Jackson Pollock’s Prints
The original abstract drip-painted canvases hardly need introduction, but Pollock did explore other media. Some of the icon’s lesser-known works have been in the care of the Pollock-Krasner House & Study Center in Springs. They will see the light of day in an exhibition curated by Helen Harrison, director of the artist’s home-turned-museum. The showing’s centerpieces are the titular prints: 6 intaglios made from plates created by Pollock in the mid-40s and 6 silkscreens created in 1951. All were printed with the blessing of his estate in the 1960s. The prints reveal the more figurative artist (though still strongly abstract) and present intense psychological themes. As a bonus, the exhibit will include original photos of Pollock at work in his studio and assorted personal effects. (Look for the checkbook festooned with doodles.)
Jackson Pollock’s Prints will be exhibited until June 8th at The Long Island Museum, Stony Brook.

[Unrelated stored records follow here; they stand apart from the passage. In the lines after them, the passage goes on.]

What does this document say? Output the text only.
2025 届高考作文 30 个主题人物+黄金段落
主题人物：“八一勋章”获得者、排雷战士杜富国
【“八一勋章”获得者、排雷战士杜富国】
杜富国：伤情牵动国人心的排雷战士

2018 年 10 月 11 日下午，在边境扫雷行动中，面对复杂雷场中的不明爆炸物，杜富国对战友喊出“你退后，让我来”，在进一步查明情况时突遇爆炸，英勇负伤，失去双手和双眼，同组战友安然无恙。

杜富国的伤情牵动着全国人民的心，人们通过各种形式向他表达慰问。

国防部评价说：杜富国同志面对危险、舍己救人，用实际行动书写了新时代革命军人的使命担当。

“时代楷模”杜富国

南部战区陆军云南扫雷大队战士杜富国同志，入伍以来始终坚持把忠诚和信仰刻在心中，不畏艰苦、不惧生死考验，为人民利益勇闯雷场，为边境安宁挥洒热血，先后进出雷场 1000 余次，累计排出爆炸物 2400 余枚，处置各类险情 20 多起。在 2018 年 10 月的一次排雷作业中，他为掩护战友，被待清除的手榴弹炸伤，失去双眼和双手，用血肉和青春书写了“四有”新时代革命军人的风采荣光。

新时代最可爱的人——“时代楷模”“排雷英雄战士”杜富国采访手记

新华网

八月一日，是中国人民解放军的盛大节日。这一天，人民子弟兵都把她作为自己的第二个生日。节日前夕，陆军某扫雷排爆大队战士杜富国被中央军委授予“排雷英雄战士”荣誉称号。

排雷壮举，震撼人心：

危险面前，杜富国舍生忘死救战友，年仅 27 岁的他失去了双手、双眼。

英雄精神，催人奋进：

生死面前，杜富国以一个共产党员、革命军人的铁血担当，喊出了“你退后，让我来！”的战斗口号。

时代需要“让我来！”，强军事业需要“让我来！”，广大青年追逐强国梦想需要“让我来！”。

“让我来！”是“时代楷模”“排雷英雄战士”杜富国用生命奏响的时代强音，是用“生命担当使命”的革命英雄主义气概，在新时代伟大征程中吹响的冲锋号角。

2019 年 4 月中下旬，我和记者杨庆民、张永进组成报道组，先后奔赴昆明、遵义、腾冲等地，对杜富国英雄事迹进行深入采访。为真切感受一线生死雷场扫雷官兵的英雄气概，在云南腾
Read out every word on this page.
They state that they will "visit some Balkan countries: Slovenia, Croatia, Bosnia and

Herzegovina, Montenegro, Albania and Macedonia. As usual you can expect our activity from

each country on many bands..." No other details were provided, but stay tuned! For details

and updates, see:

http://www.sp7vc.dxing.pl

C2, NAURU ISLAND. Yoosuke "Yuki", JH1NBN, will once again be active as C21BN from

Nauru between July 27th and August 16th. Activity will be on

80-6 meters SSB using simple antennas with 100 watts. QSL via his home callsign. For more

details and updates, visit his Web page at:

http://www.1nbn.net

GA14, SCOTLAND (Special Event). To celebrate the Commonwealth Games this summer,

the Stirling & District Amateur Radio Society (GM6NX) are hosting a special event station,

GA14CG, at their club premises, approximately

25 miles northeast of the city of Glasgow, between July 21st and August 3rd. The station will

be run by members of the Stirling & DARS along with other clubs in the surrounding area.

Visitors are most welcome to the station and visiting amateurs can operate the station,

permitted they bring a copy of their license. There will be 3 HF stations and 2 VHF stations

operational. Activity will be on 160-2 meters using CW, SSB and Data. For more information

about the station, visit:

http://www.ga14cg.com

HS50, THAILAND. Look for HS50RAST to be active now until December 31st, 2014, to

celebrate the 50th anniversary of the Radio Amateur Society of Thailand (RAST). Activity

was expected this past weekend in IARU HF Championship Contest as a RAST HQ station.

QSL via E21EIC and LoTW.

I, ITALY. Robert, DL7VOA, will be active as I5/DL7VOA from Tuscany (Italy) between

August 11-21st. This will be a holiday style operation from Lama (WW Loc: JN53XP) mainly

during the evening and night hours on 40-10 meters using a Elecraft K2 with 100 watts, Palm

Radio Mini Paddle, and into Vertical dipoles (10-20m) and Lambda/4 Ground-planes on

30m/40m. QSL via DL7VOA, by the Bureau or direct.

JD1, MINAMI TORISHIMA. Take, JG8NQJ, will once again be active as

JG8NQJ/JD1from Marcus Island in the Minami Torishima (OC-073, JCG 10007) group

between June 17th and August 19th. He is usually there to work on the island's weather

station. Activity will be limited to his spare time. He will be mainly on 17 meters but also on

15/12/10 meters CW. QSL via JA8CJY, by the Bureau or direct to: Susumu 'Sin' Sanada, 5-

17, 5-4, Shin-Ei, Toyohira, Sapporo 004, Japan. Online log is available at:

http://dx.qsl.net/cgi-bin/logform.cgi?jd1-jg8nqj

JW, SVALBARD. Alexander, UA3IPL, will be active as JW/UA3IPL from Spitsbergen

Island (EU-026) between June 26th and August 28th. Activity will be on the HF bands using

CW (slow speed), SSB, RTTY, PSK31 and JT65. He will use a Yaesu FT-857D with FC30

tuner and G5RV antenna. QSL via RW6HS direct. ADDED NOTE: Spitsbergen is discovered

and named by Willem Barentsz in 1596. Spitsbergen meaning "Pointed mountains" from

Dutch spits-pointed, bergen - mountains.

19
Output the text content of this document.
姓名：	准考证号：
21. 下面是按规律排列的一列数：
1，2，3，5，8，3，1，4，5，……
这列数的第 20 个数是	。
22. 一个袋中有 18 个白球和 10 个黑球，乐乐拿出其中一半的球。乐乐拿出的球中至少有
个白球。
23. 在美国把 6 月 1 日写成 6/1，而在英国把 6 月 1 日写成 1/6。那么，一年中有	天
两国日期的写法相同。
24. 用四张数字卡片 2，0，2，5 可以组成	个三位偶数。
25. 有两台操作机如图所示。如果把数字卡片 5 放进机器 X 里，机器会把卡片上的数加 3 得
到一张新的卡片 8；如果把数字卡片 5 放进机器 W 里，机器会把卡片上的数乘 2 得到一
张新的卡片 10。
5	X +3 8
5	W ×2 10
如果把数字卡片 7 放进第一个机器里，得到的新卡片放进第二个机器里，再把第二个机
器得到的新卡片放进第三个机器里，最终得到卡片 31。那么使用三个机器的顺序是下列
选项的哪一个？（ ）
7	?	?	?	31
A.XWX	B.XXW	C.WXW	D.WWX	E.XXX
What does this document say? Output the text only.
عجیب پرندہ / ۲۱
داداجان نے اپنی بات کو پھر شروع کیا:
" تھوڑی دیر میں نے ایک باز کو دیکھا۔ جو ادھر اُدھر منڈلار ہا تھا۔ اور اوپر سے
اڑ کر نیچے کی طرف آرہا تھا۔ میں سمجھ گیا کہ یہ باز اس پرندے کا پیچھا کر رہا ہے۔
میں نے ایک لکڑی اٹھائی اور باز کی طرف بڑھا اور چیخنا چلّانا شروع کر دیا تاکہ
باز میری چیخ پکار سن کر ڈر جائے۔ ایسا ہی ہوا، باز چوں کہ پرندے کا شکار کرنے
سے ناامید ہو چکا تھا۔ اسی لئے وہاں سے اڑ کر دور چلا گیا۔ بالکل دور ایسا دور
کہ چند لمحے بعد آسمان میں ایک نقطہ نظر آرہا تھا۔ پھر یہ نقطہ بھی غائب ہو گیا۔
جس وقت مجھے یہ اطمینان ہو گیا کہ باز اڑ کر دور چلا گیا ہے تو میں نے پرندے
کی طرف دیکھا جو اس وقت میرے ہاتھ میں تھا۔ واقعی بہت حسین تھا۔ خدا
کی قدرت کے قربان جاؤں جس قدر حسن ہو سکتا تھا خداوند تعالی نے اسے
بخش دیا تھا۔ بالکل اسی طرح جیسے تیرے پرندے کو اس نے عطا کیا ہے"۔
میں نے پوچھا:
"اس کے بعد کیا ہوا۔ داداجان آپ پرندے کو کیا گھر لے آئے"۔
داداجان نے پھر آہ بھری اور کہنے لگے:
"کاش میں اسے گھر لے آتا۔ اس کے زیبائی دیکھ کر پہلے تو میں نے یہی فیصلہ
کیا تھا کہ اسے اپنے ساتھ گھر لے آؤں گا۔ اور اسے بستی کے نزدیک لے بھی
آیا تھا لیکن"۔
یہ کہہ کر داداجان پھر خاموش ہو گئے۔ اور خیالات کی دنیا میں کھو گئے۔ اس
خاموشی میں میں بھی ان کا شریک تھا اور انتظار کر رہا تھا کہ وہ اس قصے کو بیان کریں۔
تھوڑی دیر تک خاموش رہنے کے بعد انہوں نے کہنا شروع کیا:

(631) 751-0066, longislandmuseum.org.
David Jacobs: Sight and Sound
The prodigal sculptor returns. While on faculty at Hofstra in the 60s, David Jacobs forged new ground in kinetic sculpture by channeling compressed air through rubber tubing to produce tones. In the career-spanning Sight and Sound exhibition, Jacobs’ abstract welded sculptures of found metals share space with “Sound Columns Environment.” The sculpture, reminiscent of a pipe organ, consists of rubber tubes of various lengths terminating in aluminum. Patrons are encouraged to walk around the exhibit and become absorbed in the experience, noticing shifts in pitch and volume. Ideally one “will experience harmony and disharmony and a sweet spot where the sounds are in unison,” as Jacobs put it.
David Jacobs: Sight and Sound will be showing through April 27th at Emily Lowe Gallery, Hofstra University, Hempstead.